Adjusted operating income represents operating income on a US GAAP basis excluding (1) real estate charges (credits), (2) the impact on net revenues and compensation expense of the investment gains and losses (as well as the dividends and interest) associated with employee long-term incentive compensation-related investments, (3) our senior management's EQH award compensation, as discussed below, (4) the write-down of an investment, (5) acquisition-related expenses and (6) the impact of consolidated company-sponsored investment funds.
Real estate charges (credits) incurred have been excluded because they are not considered part of our core operating results when comparing financial results from period to period and to industry peers. However, beginning in the fourth quarter of 2019, real estate charges (credits), while excluded in the period in which the charges (credits) are recorded, are included ratably over the remaining applicable lease term.
Prior to 2009, a significant portion of employee compensation was in the form of long-term incentive compensation awards that were notionally invested in AB investment services and generally vested over a period of four years. AB economically hedged the exposure to market movements by purchasing and holding these investments on its balance sheet. All such investments had vested as of year-end 2012 and the investments have been delivered to the participants, except for those investments with respect to which the participant elected a long-term deferral. Fluctuation in the value of these investments is recorded within investment gains and losses on the income statement. Management believes it is useful to reflect the offset achieved from economically hedging the market exposure of these investments in the calculation of adjusted operating income and adjusted operating margin. The non-GAAP measures exclude gains and losses and dividends and interest on employee long-term incentive compensation-related investments included in revenues and compensation expense.

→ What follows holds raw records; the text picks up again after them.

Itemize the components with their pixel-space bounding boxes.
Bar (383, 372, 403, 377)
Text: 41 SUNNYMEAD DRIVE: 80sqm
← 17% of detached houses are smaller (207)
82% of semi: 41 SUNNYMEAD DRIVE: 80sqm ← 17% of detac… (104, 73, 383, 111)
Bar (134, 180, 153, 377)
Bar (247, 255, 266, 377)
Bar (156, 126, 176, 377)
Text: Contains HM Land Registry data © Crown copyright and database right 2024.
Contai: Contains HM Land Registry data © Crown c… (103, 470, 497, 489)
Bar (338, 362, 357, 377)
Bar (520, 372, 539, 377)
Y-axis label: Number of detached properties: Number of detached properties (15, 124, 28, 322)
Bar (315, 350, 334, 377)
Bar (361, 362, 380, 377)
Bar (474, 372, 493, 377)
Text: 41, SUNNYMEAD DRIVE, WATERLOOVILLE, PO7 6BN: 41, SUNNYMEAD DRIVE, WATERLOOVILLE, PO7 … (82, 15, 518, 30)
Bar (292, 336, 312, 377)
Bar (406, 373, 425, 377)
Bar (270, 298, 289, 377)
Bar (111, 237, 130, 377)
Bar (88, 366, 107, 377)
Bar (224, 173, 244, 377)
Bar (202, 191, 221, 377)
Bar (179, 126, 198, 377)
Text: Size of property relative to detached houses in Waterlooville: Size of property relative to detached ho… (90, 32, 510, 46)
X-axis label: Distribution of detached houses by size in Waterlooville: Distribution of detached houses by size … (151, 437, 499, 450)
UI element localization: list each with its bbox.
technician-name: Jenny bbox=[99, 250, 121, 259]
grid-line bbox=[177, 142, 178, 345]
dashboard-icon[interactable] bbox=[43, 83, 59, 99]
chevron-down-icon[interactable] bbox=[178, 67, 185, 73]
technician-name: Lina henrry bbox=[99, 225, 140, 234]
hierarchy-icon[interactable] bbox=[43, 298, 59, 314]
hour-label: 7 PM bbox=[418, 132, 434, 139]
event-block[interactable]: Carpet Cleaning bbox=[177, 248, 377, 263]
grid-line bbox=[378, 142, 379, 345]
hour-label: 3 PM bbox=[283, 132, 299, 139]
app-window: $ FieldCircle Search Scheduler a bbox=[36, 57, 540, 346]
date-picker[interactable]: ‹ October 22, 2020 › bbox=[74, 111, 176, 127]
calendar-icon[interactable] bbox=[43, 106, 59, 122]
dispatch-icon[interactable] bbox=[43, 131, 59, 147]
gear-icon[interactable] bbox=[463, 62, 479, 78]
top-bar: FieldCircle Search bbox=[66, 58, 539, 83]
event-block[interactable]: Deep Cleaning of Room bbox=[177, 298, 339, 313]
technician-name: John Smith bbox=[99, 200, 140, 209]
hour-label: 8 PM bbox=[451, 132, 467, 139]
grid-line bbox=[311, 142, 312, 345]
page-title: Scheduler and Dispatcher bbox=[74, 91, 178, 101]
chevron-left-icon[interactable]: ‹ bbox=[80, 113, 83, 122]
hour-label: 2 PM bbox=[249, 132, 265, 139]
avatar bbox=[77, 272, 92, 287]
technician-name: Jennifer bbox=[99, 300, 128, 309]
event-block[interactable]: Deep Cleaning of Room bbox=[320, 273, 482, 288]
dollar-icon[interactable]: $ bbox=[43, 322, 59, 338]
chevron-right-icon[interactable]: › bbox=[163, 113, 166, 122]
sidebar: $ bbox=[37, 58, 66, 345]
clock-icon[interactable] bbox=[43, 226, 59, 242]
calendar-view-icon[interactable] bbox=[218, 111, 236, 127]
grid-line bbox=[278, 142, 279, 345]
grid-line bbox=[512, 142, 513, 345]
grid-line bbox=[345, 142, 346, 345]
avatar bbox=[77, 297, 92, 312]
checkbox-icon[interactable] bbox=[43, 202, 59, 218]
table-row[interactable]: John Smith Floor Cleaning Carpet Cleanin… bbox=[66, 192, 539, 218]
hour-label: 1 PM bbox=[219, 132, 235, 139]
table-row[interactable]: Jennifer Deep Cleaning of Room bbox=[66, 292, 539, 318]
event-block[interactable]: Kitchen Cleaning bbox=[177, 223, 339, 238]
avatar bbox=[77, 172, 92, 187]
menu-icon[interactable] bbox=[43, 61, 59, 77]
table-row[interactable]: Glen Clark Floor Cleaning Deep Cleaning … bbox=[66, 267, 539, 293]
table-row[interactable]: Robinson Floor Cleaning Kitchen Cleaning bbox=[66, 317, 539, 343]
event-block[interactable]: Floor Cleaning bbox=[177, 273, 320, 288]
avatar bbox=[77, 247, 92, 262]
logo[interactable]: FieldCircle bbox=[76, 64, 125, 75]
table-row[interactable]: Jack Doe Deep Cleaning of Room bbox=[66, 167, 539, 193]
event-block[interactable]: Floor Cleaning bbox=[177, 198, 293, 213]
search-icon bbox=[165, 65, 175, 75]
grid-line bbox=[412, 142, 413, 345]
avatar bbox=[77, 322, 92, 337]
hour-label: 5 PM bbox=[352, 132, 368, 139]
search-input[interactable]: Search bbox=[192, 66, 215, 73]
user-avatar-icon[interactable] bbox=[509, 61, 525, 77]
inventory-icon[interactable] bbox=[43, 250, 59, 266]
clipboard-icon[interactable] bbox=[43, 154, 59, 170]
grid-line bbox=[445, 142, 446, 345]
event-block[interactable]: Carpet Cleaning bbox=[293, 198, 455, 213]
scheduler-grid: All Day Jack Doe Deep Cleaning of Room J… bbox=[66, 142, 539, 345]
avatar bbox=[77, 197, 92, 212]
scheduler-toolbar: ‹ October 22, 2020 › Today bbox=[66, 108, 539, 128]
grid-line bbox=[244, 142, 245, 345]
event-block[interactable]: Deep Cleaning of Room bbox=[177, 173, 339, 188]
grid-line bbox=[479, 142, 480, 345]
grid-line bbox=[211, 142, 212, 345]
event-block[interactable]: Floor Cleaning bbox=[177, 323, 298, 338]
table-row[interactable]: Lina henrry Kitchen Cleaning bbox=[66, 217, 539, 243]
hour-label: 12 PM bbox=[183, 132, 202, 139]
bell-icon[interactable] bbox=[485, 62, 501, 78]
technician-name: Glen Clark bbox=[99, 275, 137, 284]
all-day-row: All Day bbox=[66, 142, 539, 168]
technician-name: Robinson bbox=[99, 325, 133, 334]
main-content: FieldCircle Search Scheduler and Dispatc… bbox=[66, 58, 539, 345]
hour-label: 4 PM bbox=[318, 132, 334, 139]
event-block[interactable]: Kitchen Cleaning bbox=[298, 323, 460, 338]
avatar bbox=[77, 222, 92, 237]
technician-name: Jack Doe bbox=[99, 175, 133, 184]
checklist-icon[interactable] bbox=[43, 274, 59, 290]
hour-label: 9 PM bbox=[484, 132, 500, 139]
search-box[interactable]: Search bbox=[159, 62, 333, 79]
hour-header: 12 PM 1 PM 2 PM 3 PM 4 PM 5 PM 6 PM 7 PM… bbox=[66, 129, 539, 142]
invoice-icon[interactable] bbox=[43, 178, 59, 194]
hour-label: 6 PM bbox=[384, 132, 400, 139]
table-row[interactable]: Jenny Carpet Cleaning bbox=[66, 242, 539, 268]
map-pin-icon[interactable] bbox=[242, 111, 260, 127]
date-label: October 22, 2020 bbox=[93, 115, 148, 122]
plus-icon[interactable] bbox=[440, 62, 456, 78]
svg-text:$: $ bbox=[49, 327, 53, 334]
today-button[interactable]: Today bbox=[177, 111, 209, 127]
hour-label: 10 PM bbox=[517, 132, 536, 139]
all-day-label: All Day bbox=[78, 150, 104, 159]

The board of directors of EQH granted to Seth Bernstein, our CEO, equity awards in connection with EQH's IPO. Additionally, equity awards were granted to Mr. Bernstein and other members of AB's senior management for their membership on the EQH Management Committee. These individuals may receive additional equity or cash compensation from EQH in the future related to their service on the Management Committee. Any awards granted to these individuals by EQH are recorded as compensation expense in AB's consolidated statement of income. The compensation expense associated with these awards has been excluded from our non-GAAP measures because they are non-cash and are based upon EQH's, and not AB's, financial performance.
The write-down of the investment during the fourth quarter of 2021 has been excluded due to its non-recurring nature and because it is not part of our core operating results.
Acquisition-related expenses have been excluded because they are not considered part of our core operating results when comparing financial results from period to period and to industry peers. Acquisition-related expenses include professional fees and the recording of changes in estimates to contingent payment arrangements associated with our acquisitions. Beginning in the first quarter of 2022, acquisition-related expenses also include certain compensation-related expenses, amortization of intangible assets for contracts acquired and accretion expense with respect to contingent payment arrangements.
We adjusted for the operating income impact of consolidating certain company-sponsored investment funds by eliminating the consolidated company-sponsored funds' revenues and expenses and including AB's revenues and expenses that were eliminated in consolidation. We also excluded the limited partner interests we do not own.
Adjusted operating margin allows us to monitor our financial performance and efficiency from period to period without the volatility noted above in our discussion of adjusted operating income and to compare our performance to industry peers on a basis that better reflects our performance in our core business. Adjusted operating margin is derived by dividing adjusted operating income by adjusted net revenues.